The clash between Walt Disney and activist investor Nelson Peltz intensified as the hedge fund manager asserted that his nominees for the entertainment giant's board of directors were better equipped to navigate the post-CEO Bob Iger era than the current members. Disney scheduled the shareholder meeting for April 3, providing investors an opportunity to influence the company's future direction.
Despite Disney's assurance that Iger, 72, will depart by the end of 2026, Peltz remains dissatisfied, advocating for cost-cutting measures, a profitable streaming business, improved movie studio performance, and enhanced succession planning.
Peltz, an octogenarian billionaire, emphasized in a letter to investors that Disney's "strategic missteps" can be attributed to its board. Trian Fund Management, Peltz's firm, filed a regulatory statement proposing the replacement of Disney directors Michael Froman and Maria Elena Lagomasino with Peltz and former Disney CFO Jay Rasulo. Trian argued that, based on Disney's criteria, Froman and Lagomasino lack essential skills in succession planning, media, entertainment, and strategic transformation, while Peltz and Rasulo possess expertise in all crucial areas aligning with Disney's strategy.

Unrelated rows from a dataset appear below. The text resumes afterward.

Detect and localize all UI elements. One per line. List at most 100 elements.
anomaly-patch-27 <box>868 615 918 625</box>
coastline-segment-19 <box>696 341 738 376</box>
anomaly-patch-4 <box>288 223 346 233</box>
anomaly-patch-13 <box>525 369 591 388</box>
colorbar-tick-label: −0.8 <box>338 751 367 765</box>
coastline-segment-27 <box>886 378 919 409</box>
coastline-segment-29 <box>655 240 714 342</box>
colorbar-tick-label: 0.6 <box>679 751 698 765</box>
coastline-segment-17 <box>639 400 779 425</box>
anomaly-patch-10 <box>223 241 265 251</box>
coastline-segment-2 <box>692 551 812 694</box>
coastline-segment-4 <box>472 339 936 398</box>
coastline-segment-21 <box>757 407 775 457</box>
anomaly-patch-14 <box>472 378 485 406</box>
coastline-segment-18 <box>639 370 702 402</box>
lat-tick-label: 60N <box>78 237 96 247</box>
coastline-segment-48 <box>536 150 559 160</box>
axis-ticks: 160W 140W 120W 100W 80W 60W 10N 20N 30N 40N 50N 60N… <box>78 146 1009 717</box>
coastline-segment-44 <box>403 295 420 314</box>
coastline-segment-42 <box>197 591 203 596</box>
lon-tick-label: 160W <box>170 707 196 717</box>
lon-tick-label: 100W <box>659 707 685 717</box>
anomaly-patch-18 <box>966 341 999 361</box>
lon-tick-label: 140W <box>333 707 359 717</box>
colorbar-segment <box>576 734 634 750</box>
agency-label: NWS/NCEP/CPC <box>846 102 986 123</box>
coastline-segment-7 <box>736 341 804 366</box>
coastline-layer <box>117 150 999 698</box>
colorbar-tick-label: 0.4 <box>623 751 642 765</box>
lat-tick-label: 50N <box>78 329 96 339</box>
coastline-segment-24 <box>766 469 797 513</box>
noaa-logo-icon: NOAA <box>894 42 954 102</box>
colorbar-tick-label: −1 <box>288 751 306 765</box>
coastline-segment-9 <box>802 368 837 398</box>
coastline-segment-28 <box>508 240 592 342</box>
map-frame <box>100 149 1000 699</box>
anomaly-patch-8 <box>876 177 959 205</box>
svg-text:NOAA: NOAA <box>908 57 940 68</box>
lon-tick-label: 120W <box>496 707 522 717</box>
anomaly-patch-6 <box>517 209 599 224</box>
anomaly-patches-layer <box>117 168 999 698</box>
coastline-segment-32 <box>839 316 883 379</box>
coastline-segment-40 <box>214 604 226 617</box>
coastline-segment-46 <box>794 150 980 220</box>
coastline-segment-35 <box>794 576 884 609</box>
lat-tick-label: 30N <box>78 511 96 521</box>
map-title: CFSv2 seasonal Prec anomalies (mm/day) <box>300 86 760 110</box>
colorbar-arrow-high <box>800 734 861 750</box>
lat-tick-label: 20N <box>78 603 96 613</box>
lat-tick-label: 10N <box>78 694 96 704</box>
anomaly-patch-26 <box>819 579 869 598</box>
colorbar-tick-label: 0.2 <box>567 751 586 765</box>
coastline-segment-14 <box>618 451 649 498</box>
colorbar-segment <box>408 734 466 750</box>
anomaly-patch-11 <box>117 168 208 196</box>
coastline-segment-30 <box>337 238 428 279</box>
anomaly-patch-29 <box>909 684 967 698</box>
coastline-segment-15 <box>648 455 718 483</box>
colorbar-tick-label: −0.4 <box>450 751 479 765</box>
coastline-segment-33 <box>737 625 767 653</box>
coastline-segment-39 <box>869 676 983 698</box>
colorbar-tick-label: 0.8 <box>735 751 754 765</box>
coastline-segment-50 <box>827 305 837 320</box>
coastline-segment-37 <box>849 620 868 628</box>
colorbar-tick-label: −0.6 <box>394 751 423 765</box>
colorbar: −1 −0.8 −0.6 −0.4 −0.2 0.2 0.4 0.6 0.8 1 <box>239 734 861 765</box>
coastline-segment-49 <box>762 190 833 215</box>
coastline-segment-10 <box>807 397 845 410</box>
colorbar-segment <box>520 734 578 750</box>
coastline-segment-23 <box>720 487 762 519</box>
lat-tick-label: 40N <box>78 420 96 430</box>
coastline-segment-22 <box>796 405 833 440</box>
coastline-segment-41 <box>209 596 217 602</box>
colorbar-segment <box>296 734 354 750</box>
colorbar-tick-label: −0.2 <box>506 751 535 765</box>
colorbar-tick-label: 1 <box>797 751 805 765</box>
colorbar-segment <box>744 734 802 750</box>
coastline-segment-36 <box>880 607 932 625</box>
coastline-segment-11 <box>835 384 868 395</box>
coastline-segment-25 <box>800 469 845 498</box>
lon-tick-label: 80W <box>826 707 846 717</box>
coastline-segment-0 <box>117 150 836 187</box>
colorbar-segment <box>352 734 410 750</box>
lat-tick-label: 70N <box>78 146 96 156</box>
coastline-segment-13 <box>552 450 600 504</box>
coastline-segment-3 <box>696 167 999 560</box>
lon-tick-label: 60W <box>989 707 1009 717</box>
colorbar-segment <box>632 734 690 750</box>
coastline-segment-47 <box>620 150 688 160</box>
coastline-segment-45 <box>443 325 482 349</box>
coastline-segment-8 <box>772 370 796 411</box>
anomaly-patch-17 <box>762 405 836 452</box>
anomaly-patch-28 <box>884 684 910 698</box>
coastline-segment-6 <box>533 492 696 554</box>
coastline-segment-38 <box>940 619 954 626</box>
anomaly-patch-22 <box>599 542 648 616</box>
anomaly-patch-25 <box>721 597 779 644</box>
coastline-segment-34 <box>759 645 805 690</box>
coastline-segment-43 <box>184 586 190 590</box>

In response, Disney released a statement endorsing its 12 nominees as the most qualified to generate shareholder value, urging investors to reject Trian's candidates. Disney contended that Peltz lacks media experience and has not presented strategic ideas, labeling Rasulo's perspective as "stale" since his departure in 2015.
Moreover, Disney distanced itself from the three board candidates proposed by Blackwells Capital, another investor generally supportive of Iger's cost-cutting efforts. Disney argued that Blackwells' nominees lack the necessary talent, skill, or expertise for driving growth.
Disney sought to address concerns about its succession planning in an updated proxy filed with the U.S. Securities and Exchange Commission. The company detailed extensive engagement with its largest shareholders, holding nearly 100 conversations about leadership succession. The succession planning committee convened six times in the previous year, adding James Gorman, a former Morgan Stanley CEO experienced in CEO succession processes, to its board and the committee tasked with finding Iger's replacement. Reports from advisors and a search firm regarding potential CEO candidates have also been received by the board.